Faltan dólares porque las deudas siguen siendo tremendamente superiores a los ingresos en esa moneda y el descontrol (tal vez acordado) sigue favoreciendo la fuga en manos de los que manejan el gran capital y de hecho el poder. No obstante en esta gestión se fortalecieron los conceptos absurdos sobre dolarizar una economía que además de pobre, está naturalmente pesificada.
Fue y es otro gran negocio para los pocos que siguen manejando la famosa macro economía y destruyendo la de base, la del bolsillo popular pulverizado para bajar artificialmente la inflación y que las grandes empresas puedan recaudar más ganancias restada a los salarios.
Claro está que el antecedente dejó tela que en parte se usa en esta nota al recordar que Cavallo dijo que Luis Caputo es un “trader” (compra venta de papeles para ganancia rápida especialmente a costa del estado que también dijeron odiar) y no un profesional de la economía porque adolece de doctrina. Que ensaya una acción y si fracasa opta por otra diferente y así sigue flotando tal como lo muestra el endeudamiento impagable.
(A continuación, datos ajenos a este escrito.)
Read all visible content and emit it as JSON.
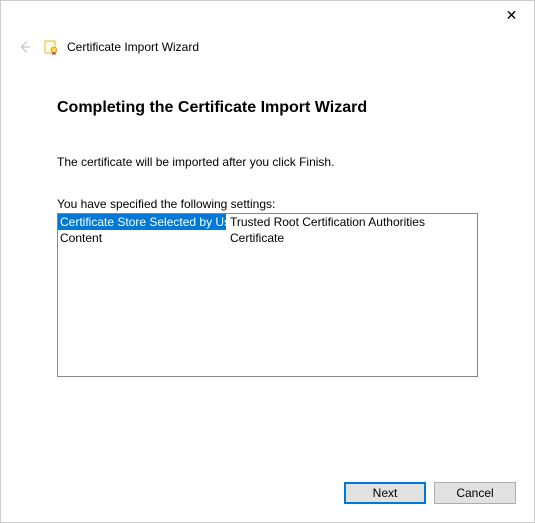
{
  "window": {
    "wizard_name": "Certificate Import Wizard"
  },
  "page": {
    "heading": "Completing the Certificate Import Wizard",
    "info": "The certificate will be imported after you click Finish.",
    "settings_label": "You have specified the following settings:"
  },
  "settings": {
    "rows": [
      {
        "label": "Certificate Store Selected by User",
        "value": "Trusted Root Certification Authorities",
        "selected": true
      },
      {
        "label": "Content",
        "value": "Certificate",
        "selected": false
      }
    ]
  },
  "buttons": {
    "next": "Next",
    "cancel": "Cancel"
  }
}
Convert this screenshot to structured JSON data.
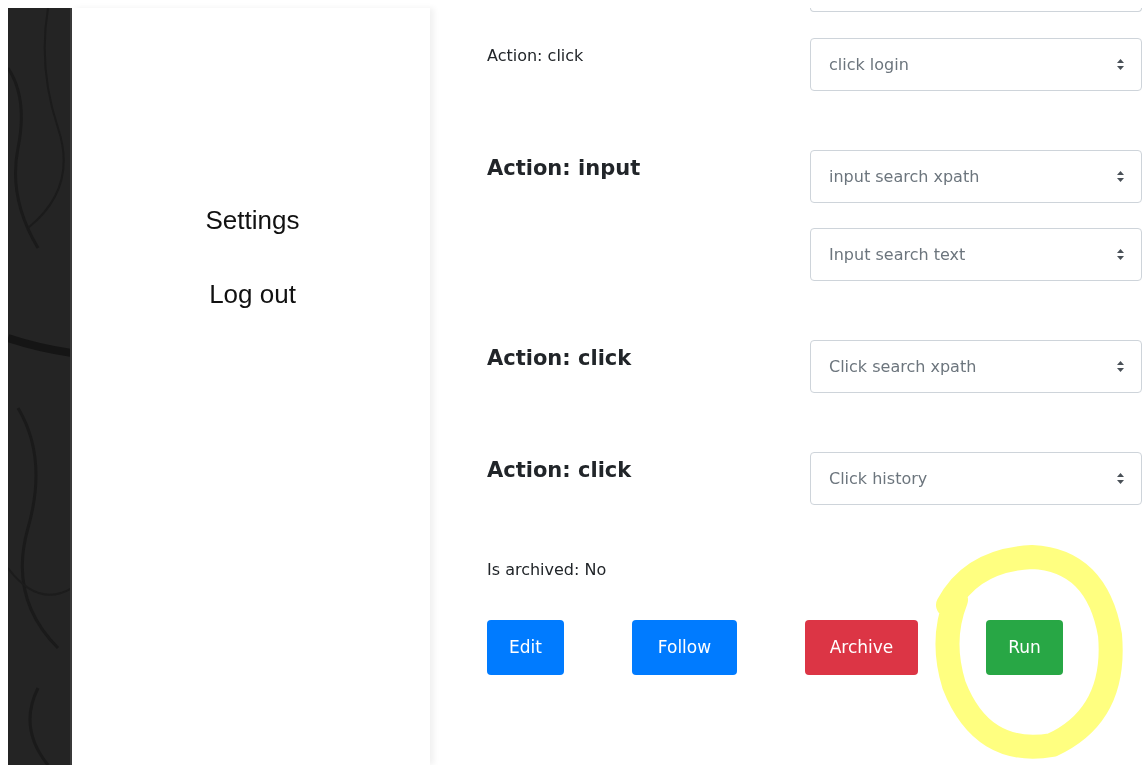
{
  "sidebar": {
    "items": [
      {
        "label": "Settings"
      },
      {
        "label": "Log out"
      }
    ]
  },
  "steps": [
    {
      "label": "Action: click",
      "bold": false,
      "selects": [
        {
          "value": "click login"
        }
      ]
    },
    {
      "label": "Action: input",
      "bold": true,
      "selects": [
        {
          "value": "input search xpath"
        },
        {
          "value": "Input search text"
        }
      ]
    },
    {
      "label": "Action: click",
      "bold": true,
      "selects": [
        {
          "value": "Click search xpath"
        }
      ]
    },
    {
      "label": "Action: click",
      "bold": true,
      "selects": [
        {
          "value": "Click history"
        }
      ]
    }
  ],
  "archived_status": "Is archived: No",
  "buttons": [
    {
      "label": "Edit",
      "kind": "primary",
      "circled": false
    },
    {
      "label": "Follow",
      "kind": "primary",
      "circled": false
    },
    {
      "label": "Archive",
      "kind": "danger",
      "circled": false
    },
    {
      "label": "Run",
      "kind": "success",
      "circled": true
    }
  ]
}
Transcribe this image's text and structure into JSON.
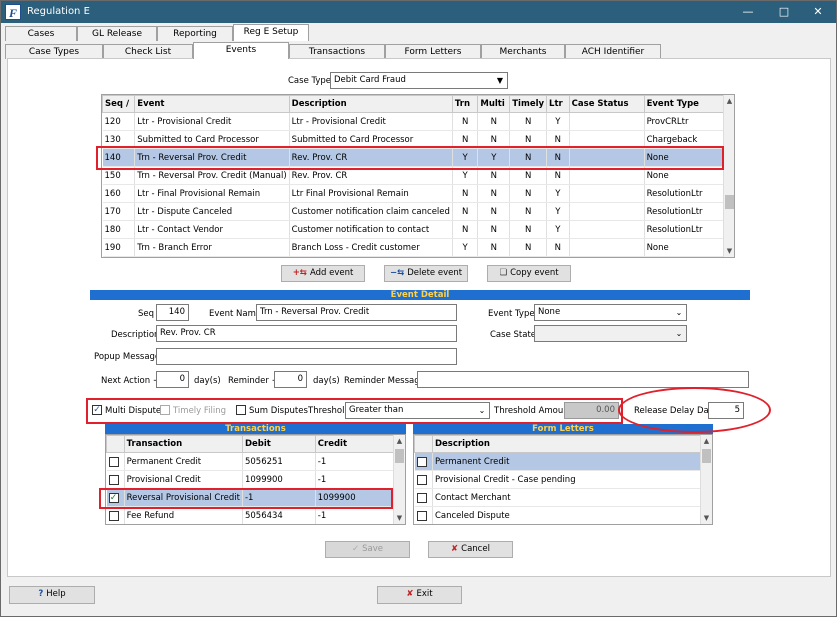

A dichas críticas calificaciones Caputo le dijo a Cavallo: “Estimado Mingo, si hay resentimiento, tratá que no se note. Por una situación económica mucho más sencilla de solucionar, terminaste imponiendo un corralito e inventaste el siniestro impuesto al cheque. Has hecho un culto de violar la propiedad privada, generando una desconfianza en la gente que seguimos purgando hoy. Y porque soy respetuoso, prefiero no contar los disparates que me sugeriste los dos primeros meses de mandato. Además de tus errores, por no decir HORRORES de pronósticos”.
Cavallo había vuelto a advertir el riesgo de una economía como la actual amenazada por una corrida cambiaria que no saben ni pueden parar si no tienen acopio de dólares genuinos. Rematando el avance Cavallo aseveró que “Cuando tenga acumuladas US$10.000 millones de reservas netas, ahí sí va a tener capacidad de intervenir para parar una corrida cambiaria”.
Tema pendiente y que para el referente de la Fundación Mediterránea es también motivo de la persistencia de los registros altos del “riesgo país” que publica y establece el J.P. Morgan en base al grado desconfianza de grandes capitalistas para con el gobierno libertario en este caso.
Consideraciones que terminan pegando también en lo político con la advertencia de que este panorama ha de influir cada vez más según se acerquen los tiempos electorales y el acto ciudadano electivo en 2027.
Y completó su panorama lapidario asegurando que hasta que ese número de dólares no esté a la vista, no bajará el riesgo país, Argentina no podrá salir al mercado voluntario de deuda financiera internacional y no habrá tranquilidad para llegar a las elecciones presidenciales de 2027.
A todo esto cuando se esperaba que Milei descargara su habitual verborragia insultante, contra Cavallo en este caso, sus apreciaciones comparadas con otras fueron más formales que nunca, alegando que los fundamentos del economista eran insuficientes, que le parecía una vergüenza lo dicho y que estaba sorprendido para mal por un juicio ligero, mientras titubeaba en parte dudoso, al parecer, de lo que decía.